Claudio Bisio endosse le rôle d’un commissaire dans une fiction policière, mais ses déclarations passées sur les uniformes heurtent profondément les policiers en activité. Loin d’être anodine, sa remarque — « Je n’ai jamais aimé les divises » — résonne comme un déni de la réalité de ceux qui les portent au quotidien, risquant leur vie pour garantir la nôtre. Une provocation qui interroge : jusqu’où peut-on moquer l’engagement de ceux qui nous protègent ?
Le syndicat Fsp de la Police de l’État a réagi avec une fermeté rare, qualifiant les propos de l’acteur de « gratuits et inutiles ». Valter Mazzetti, son secrétaire général, a rappelé que derrière chaque uniforme se cache une vocation, souvent ignorée des critiques faciles. « Une divise n’est pas un costume à accrocher au vestiaire, c’est un serment silencieux porté par des femmes et des hommes qui sacrifient leur confort pour le nôtre », a-t-il souligné, soulignant l’écart entre les paroles de Bisio et la réalité vécue par les agents.
Quand l’ironie blesse ceux qui nous protègent
Le ton monte lorsque Mazzetti s’adresse directement à l’acteur, devenu père et figure publique : « Vos mots, répétés à 69 ans, ne sont plus ceux d’un adolescent contestataire, mais d’un homme dont l’influence dépasse largement son cercle. Que dire à ses propres enfants, croisant chaque jour ces uniformes sur le chemin de l’école, sans comprendre la dette de gratitude qu’ils leur doivent ? » Une critique acerbe, mais nécessaire, face à l’irresponsabilité de ceux qui, par ignorance ou par provocation, minimisent l’effort invisible des forces de l’ordre.
Pourtant, la fracture persiste : Bisio incarne désormais un personnage qu’il méprise, transformant une fiction en miroir déformant de la réalité.

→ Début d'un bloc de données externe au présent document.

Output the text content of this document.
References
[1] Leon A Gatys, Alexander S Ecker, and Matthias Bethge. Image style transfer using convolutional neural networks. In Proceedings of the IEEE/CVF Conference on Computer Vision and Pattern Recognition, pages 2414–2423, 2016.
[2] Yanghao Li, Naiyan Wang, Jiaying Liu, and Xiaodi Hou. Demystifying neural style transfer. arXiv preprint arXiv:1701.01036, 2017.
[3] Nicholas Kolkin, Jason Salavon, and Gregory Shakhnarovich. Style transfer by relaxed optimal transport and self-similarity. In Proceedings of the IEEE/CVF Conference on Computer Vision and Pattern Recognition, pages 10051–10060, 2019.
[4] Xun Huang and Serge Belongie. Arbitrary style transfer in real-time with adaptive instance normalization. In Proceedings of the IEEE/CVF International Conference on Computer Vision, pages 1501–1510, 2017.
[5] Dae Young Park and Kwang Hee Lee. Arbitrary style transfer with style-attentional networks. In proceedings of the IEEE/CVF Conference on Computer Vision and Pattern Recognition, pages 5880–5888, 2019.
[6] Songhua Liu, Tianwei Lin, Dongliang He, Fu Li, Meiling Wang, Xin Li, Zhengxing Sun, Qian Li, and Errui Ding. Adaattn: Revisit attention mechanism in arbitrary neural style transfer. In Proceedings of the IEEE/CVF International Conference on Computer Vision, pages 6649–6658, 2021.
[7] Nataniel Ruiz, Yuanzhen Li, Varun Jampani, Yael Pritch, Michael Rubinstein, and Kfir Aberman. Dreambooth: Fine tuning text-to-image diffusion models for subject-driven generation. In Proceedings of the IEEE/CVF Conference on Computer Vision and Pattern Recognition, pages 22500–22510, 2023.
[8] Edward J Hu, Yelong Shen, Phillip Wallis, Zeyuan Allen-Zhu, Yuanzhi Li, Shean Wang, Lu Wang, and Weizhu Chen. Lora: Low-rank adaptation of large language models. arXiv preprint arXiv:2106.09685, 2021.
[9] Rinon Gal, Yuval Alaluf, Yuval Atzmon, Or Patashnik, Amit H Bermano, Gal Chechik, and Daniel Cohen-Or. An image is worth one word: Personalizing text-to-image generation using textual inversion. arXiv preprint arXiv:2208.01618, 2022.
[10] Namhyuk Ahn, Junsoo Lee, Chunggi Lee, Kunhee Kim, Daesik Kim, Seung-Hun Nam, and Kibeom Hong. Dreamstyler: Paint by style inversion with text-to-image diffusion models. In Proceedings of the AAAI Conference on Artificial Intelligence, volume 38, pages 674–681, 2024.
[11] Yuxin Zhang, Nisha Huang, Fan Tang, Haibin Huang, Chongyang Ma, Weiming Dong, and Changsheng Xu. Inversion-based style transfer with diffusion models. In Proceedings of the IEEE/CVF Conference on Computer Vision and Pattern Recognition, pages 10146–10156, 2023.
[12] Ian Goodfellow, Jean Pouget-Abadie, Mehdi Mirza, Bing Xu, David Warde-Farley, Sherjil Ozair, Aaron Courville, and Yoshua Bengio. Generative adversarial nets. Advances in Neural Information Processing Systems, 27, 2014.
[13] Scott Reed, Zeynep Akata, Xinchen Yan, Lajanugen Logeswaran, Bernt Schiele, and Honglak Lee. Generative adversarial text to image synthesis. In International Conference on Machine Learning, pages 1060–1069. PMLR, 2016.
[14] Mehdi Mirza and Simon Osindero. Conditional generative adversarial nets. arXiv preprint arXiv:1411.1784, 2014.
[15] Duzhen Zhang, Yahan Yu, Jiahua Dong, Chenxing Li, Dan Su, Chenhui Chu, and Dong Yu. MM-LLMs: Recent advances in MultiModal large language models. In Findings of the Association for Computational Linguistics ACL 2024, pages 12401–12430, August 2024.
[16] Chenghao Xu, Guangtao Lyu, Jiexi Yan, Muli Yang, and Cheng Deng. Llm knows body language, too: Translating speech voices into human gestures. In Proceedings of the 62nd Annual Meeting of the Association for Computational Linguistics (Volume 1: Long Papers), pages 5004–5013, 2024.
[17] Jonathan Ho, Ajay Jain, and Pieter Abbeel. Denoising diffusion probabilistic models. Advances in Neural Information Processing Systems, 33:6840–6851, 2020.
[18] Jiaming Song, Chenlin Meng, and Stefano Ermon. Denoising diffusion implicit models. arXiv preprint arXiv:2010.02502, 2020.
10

Le syndicat espère un sursaut de lucidité, mais l’attitude de l’acteur, ancrée dans un rejet des symboles d’autorité, laisse peu d’espoir. Le public, lui, semble avoir tranché : les applaudissements pour Bisio sur scène ne sauront effacer l’admiration croissante pour ceux qui, en silence, assument les risques que lui se contente de jouer.
Le vrai coût d’un uniforme : sacrifice et ingratitude
Cette polémique révèle un clivage plus large entre une culture du mépris pour l’ordre et le devoir, et une reconnaissance grandissante des métiers essentiels à la cohésion nationale. Les policiers, souvent invisibles dans leur abnégation, méritent mieux que des postures médiatiques. Leur combat quotidien, entre insécurité croissante et manque de moyens, devrait inspirer le respect plutôt que la moquerie. La société française gagnerait à écouter davantage ceux qui la défendent, plutôt qu’à glorifier ceux qui la caricaturent.